Kapsztajn commented 1 year ago

Hi @kralicky I got this error from Grafana pod: logger=context userId=2 orgId=1 uname=kamil.kwiaton@hostersi.pl t=2023-02-06T22:18:13.216315857Z level=error msg="Internal server error" error="[plugin.downstreamError] failed to query data: received empty response from prometheus" remote_addr=10.1.0.6 traceID= logger=context userId=2 orgId=1 uname=kamil.kwiaton@hostersi.pl t=2023-02-06T22:18:13.21646746Z level=error msg="Request Completed" method=POST path=/api/ds/query status=500 remote_addr=10.1.0.6 time_ms=204 duration=204.862654ms size=116 referer="https://grafana.hidden.tech/d/1e83e204be502391f69d3a826675d3df/infrastructure-overview?orgId=1&refresh=10s" handler=/api/ds/query

kralicky commented 1 year ago

Try turning on Grafana debug logs, then inspect the id token it obtains from your openid server.
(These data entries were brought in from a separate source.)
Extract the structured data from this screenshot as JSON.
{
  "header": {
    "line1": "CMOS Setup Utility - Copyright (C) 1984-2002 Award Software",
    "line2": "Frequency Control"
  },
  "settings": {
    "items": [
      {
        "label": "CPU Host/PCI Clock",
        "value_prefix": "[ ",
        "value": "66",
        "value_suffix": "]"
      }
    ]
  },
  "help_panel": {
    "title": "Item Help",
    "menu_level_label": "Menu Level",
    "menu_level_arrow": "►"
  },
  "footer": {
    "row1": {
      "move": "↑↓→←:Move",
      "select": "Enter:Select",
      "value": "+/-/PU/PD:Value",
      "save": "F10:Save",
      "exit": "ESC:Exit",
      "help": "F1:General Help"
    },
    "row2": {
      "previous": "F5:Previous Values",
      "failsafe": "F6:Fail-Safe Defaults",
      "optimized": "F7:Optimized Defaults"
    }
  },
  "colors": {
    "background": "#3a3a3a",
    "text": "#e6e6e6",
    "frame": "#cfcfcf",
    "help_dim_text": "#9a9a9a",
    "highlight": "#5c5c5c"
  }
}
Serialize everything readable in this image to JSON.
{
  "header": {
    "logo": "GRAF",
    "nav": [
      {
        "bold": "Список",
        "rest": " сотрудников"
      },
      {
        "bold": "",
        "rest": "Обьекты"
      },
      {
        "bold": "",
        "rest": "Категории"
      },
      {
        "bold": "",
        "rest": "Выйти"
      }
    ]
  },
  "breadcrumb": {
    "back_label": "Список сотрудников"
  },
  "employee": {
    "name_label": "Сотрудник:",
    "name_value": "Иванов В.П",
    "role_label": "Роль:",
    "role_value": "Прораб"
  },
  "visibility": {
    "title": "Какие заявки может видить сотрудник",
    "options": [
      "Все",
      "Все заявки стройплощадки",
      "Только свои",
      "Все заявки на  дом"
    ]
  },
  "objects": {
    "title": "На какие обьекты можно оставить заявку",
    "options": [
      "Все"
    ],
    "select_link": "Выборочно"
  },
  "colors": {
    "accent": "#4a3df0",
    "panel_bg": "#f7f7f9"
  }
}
To change the log level, edit the MonitoringCluster object created by Opni and set

spec:
  grafana:
    config:
      log:
        level: debug

The debug logs should show info about the authentication decisions Grafana is making, as well as the id tokens (in plaintext, so redact any secrets before sharing)

Also, check for any unusual logs in the Opni Gateway logs when you log into grafana.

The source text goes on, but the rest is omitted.